Total pages in book: 20
Estimated words: 18317 (not accurate)
Estimated Reading Time in minutes: 92(@200wpm)___ 73(@250wpm)___ 61(@300wpm)
Estimated words: 18317 (not accurate)
Estimated Reading Time in minutes: 92(@200wpm)___ 73(@250wpm)___ 61(@300wpm)
Instead of answering, Sugar idly stirs her mashed potatoes, a dish that doesn’t need further stirring.
“You can talk to me. If you got some deep, dark secret to dump on me, I’m not going to run away screaming.”
My mind is rushing with what it could be, what could provoke such sudden fear within her. Did I do something to trigger some past trauma? I’m thinking about everything I did, wondering if I crossed some line she didn’t want crossed.
“I...I don’t know about all this, Rainier,” she says, nibbling her lip.
“What do you mean by ‘all of this’?”
“That we can make this anything more than what it is. I wanted this to be no-strings-attached for a reason.”
My heart drops and a chill rolls down my spine. “You can’t be serious.”
“I am. I’m not in the condition to trust someone right now, let alone someone I just met.”
I frown her way. “After how intimate we’ve been with one another, that's your concern?”
She stands up, throwing her arms up. “I don’t know, Rainier! I just don’t know! I just took a step back and realized how crazy this all was. After my mother just did to me – stealing my money, cutting off my hopes and dreams – my entire life was turned upside down in the span of one phone call. And then you showed up and shook it up even more.”
My heart is falling apart. “I’m sorry you’re going through all of this, Sugar. I really am. But that doesn’t change the fact that I want you. I really feel something for you far beyond what I’ve felt for anyone else.”
“Don’t make this more difficult than it has to be. We barely know one another, Rainier. Has it been even four hours since we ran into one another in the supermarket?”
I look at my watch. Maybe a little more than that, but not enough to refute her point.
“How would all of this even work, anyway?” she continues, pacing back and forth. “I will go home from this cabin at the end of the week.

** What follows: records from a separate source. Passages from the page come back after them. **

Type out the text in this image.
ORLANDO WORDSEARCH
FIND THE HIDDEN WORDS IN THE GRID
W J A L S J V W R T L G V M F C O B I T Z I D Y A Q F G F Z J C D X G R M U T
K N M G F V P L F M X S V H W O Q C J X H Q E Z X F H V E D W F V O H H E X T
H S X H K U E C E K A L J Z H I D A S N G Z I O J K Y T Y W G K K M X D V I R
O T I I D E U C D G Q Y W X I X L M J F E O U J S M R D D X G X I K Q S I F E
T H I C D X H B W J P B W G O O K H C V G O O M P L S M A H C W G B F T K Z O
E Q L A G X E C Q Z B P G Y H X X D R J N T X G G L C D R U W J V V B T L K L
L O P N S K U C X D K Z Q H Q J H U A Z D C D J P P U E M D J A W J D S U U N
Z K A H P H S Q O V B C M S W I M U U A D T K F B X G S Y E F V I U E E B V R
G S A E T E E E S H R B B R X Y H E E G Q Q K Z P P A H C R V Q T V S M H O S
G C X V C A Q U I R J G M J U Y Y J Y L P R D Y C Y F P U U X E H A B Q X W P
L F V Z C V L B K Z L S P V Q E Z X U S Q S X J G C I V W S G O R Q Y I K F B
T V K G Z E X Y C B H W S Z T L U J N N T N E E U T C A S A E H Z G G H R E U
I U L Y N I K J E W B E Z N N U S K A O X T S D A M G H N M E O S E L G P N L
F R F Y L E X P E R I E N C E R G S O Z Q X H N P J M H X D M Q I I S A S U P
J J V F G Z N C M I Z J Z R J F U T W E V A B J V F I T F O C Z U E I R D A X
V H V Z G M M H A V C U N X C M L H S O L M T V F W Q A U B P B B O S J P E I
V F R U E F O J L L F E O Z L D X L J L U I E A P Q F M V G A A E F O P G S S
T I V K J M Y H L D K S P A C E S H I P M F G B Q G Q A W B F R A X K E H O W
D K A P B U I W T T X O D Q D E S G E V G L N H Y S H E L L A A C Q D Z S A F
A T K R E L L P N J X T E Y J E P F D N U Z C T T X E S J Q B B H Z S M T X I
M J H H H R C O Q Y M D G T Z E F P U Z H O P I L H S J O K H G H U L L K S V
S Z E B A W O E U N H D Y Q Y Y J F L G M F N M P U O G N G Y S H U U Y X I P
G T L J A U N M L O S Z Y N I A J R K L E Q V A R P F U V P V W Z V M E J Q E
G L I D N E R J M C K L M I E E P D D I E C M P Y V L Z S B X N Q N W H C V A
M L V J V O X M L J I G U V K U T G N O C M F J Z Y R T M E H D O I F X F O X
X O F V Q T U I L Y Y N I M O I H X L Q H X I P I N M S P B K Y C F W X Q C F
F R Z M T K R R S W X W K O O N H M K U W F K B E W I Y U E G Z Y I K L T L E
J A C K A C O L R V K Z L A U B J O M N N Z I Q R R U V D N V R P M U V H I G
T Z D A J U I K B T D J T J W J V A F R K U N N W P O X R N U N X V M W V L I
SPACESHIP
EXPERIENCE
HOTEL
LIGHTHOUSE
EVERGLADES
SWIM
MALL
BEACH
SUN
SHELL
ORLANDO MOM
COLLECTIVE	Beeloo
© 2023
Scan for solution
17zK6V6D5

Back to my home in Seattle, and try to find a job before I need money for something again. You? You got bonds here. In a tiny town where even if I wanted to, I bet I’d struggle to find a job.”
“We could make it work, Sugar. We can make anything work if we really want to.”
“I have doubts. I have trust issues. I have a lot of things going on, and I don’t think I should be jumping full-on into some other uncertain situation.”
I shake my head, still in disbelief.
“Just... just...” she stammers, not wanting to say the things that are clearly on her mind, but pushing herself through, because to her, it’s something that must be done. “Just leave, Rainier.”
I hate hearing those words, but I can’t deny them.
“You can stay and eat, but then… I got too much on my mind right now and your presence isn’t helping me.”
Despite her invitation to finish the food, the whole situation has sapped my appetite away. I get up, I go upstairs. The entire time I’m agonizing over what happened, and what came between us. How can I make it any clearer what I feel for her?
I slip on my shirt and my shoes, and head downstairs to get my coat. When I return to the dining room, she is still there. Sugar’s staring into her food, tears clearly in her eyes. It’s obvious how much this is all tearing her up inside.
“Sugar, I don’t know how to make this any clearer to you,” I say, shrugging on my coat and speaking plainly to her. “In our short time together, I’ve gone from liking you, to falling for you, then to believing that the two of us could be so much more together. Do I have to say the words? Because I know how crazy they would sound, and I realize that’s part of the problem.”
“That’s why you need to leave, Rainier. It’s too crazy. Too fast. It’s just too much for me to deal with. Please, just go. We just met. Let’s stop while we both can pretend this never happened.”
I’m not going to get through to her today. That much is totally clear.
All I can do is walk out the door, and hope that this isn’t the end. That somehow, some way, I can manage to find her again and reconnect when she’s had some time to realize that what I’m saying is true.
That she feels the same as I do, and no matter how weird it is? That’s just how it is.
Love at first sight isn’t any less likely than her long-lost uncle dropping dead and leaving her a fortune. This should all teach her that nothing is too strange to be true.
I keep telling myself that, because hope? Hope is all I got.